If we go back 10 years then cities like Dubai and Doha have undergone a fundamental transformation. Dubai has quadrupled its GDP in that time and shifted from being a successful minor trading hub to becoming the world-city of Arabia with the kind of urban and logistical infrastructure typical of a big global city.
Doha has marshaled global capital and technical know-how to develop its immense gas reserves into a huge cash flow, and is now directing part of that money into creating a smaller version of Dubai with its own unique characteristics.
Fundamentals
These then are fundamental changes, albeit paid for by a cyclical upturn in oil and gas revenues and aided by the turmoil in alternative cities in the region, particularly post 9/11 and the 2003 invasion of Iraq. These are permanent additions to infrastructure that will remain whatever happens in the cyclical sectors.
On the other hand, the cyclical upturn in hydrocarbon prices that started back in 2000 and peaked last summer may have run its course, or be set for a brief spike due to geopolitical disturbances before resuming a downward course.

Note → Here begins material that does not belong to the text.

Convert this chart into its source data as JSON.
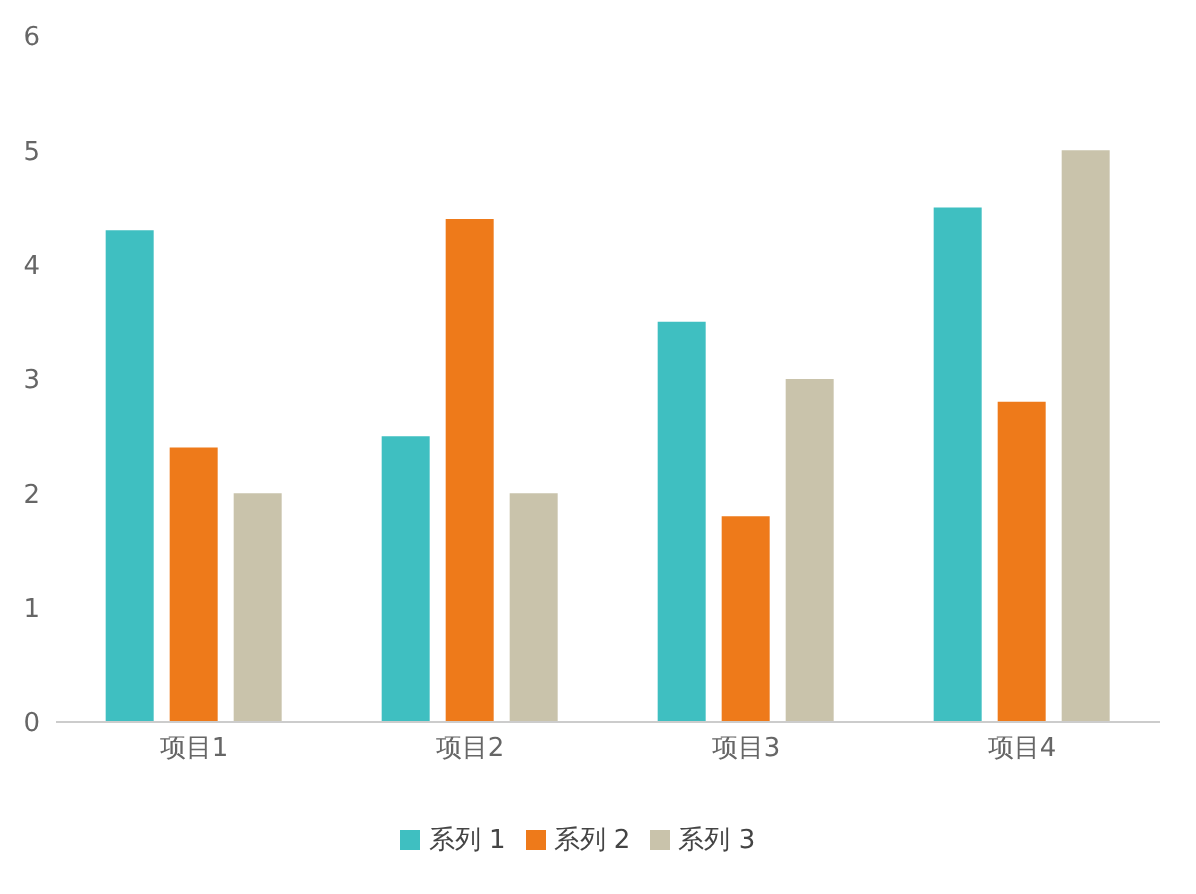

For the reason behind this cyclical downturn in oil and gas prices we have only to consider the global economic cycle. The era of low interest rates is over and the world is now adjusting to a more expensive cost of capital. This has caused a housing crash in the US and an economic slowdown.
Cyclical downturn
The problem is that cyclical downturns always have to be played through the cycle. That means the US slowdown becomes something near or actually a recession, and that will certainly put a damper on oil and gas prices as demand will fall both from the US and from the nations exporting to the US.
Whether this slowdown in hydrocarbon demand lasts for long is another issue. It could be that supply side constraints, vis-a-vis peak oil are now so critical that the world is facing a fundamental up shift in oil and gas prices. But that will not stop the cycle turning through a phase of lower prices as cyclical demand falls due to a US slowdown or recession.
This will then produce a testing situation for the fundamentals of the Gulf economy. Liquidity will dry up and projects will have to stand or fall on their own internal economics. In short, a cyclical downturn will provide a challenge to economic fundamentals.